Émergence de la mythologie individuelle

Lorsque Roland Barthes écrivit les Mythologies en 1957, il s'attachait à mettre en lumière le processus de la mythologie moderne qui vise une réappropriation collective du réel au moyen d'une narrativisation du quotidien. Si son étude portait sur le champ culturel, cette réap­propriation du réel investissait également tous les champs artistiques à l'instar de courants aux dénominations très paradigmatiques (Nouveau Roman, Nouvelle Vague ou encore Nouveau Réalisme) dont les projets esthétiques étaient portés par un nouveau sujet désireux de s'affirmer et de s'inscrire dans son environnement social. Ce matériau commun – le réel – donnait lieu à des traitements très différents parmi lesquels se dégageait une tendance caractérisée par ce que Paul Ardenne nomme l'« esthétis [ation] de l'existence [5]  ». Selon le critique d'art, celle-ci procède d'une remise en adéquation avec le réel qui passe par un recentrement sur l'individu. À l'inverse de la mythologie moderne définie par Barthes, la mythologie person­nelle marque la perte de croyance en cette entité collective structurée par les « grands récits » dont Jean-François Lyotard désigne la fin et, par là, l'avènement de l'ère postmoderne [6]. Dans ce recentrement sur l'individu, son rapport au quotidien et son existence devenaient ainsi un matériau insondable pour les artistes.

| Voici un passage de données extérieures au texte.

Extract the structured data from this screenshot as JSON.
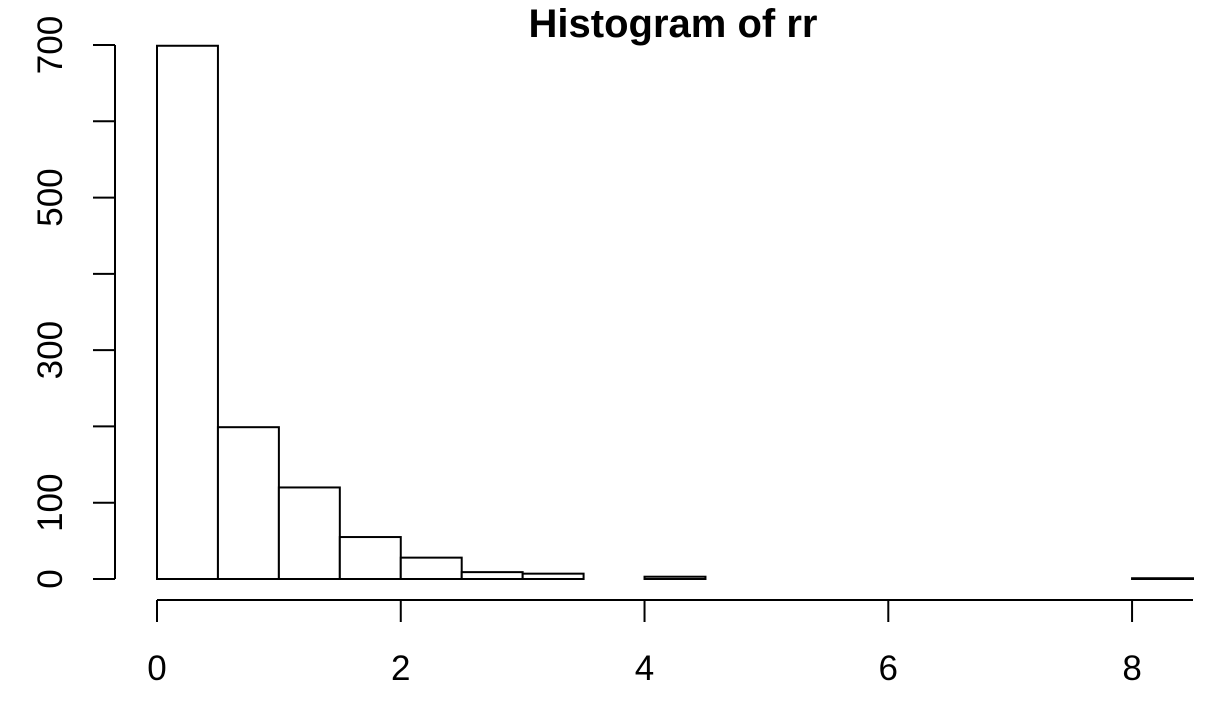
{
  "chart_data": {
    "type": "bar",
    "title": "Histogram of rr",
    "xlabel": "",
    "ylabel": "",
    "bin_edges": [
      0,
      0.5,
      1,
      1.5,
      2,
      2.5,
      3,
      3.5,
      4,
      4.5,
      5,
      5.5,
      6,
      6.5,
      7,
      7.5,
      8,
      8.5
    ],
    "values": [
      699,
      199,
      120,
      55,
      28,
      9,
      7,
      0,
      3,
      0,
      0,
      0,
      0,
      0,
      0,
      0,
      1
    ],
    "xlim": [
      0,
      8.5
    ],
    "ylim": [
      0,
      700
    ],
    "x_ticks": [
      0,
      2,
      4,
      6,
      8
    ],
    "y_ticks": [
      0,
      100,
      200,
      300,
      400,
      500,
      600,
      700
    ],
    "y_tick_labels": [
      0,
      100,
      300,
      500,
      700
    ],
    "colors": {
      "bar_fill": "#ffffff",
      "bar_stroke": "#000000",
      "axis": "#000000"
    },
    "grid": false
  }
}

En art, ce recentrement fut amené par la notion de mythologie. En 1964, une première exposition intitulée Mythologies quotidiennes fut organisée par le critique Gérald Gassiot-Talabot au Musée d'art moderne de la Ville de Paris. Cette exposition qui portait essentielle­ment sur la peinture n'était pas sans faire écho à l'analyse de Barthes puisque le groupe d'artistes [7] réunis s'attaquaient à l'image médiatique avec la volonté de « "gauchir" l'esthétique pop et d'adopter un point de vue critique sur la société » [8]. Quelques années plus tard, un recen­trement du mythologique sur l'individu et un resserrement du quotidien sur l'intime s'opérèrent dans les pratiques artistiques. Ceux-ci prirent des noms différents selon les critiques et les artistes. En 1972, dans la section « Individuelle Mythologien » de la Documenta 5 [9], le commissaire légendaire Harald Szeemann réunit des œuvres symptomatiques de ce glissement du quotidien comme objet d'une vision collective au quotidien comme expérience indivi­duelle [10]. Sous cette dénomination, il s'agissait de définir un courant dans lequel les artistes élaboraient à partir de leur vie (prise ainsi comme objet et matériau) une autre vie, une identité mi-réelle mi-fictive, interne à leur œuvre. Les œuvres ainsi présentées marquent le positionnement de l'artiste au cœur de son œuvre. Devenu son propre objet, l'artiste puise dans son vécu et sa perception un matériau constitué d'«  […] images de rêves issues de l'inconscient, des traces négligées du quotidien et d'un désir sans faille d'une nouvelle unité de l'homme et du monde en systèmes encyclo­pédiques, parfois quasi scientifiques, tels que la documentation et la construction de mondes réels ou fictifs. » [11] En 1973, Le Narrative Art apparut comme un autre des symptômes de ce mouvement général dans lequel le sujet devient son propre objet [12]. James Collins, qui en a été le premier défenseur, le définissait comme

[une] mise en représentation – directe ! – de la personnalité artistique. […] [C]es artistes se sont mis à raconter des « histoires », écrites, dactylographiées, enregistrées, photogra­phiées, avec de moins en moins le sentiment d'une quelconque responsabilité au sujet de ce que l'art devrait « être ». Ils auraient plutôt tendance à faire ce qui leur plaît. […] Leur art des gens, des choses et des situations, en embrassant un large éventail de vie quotidienne réelle ou imaginaire, constitue une action humani­sante non négligeable. [13]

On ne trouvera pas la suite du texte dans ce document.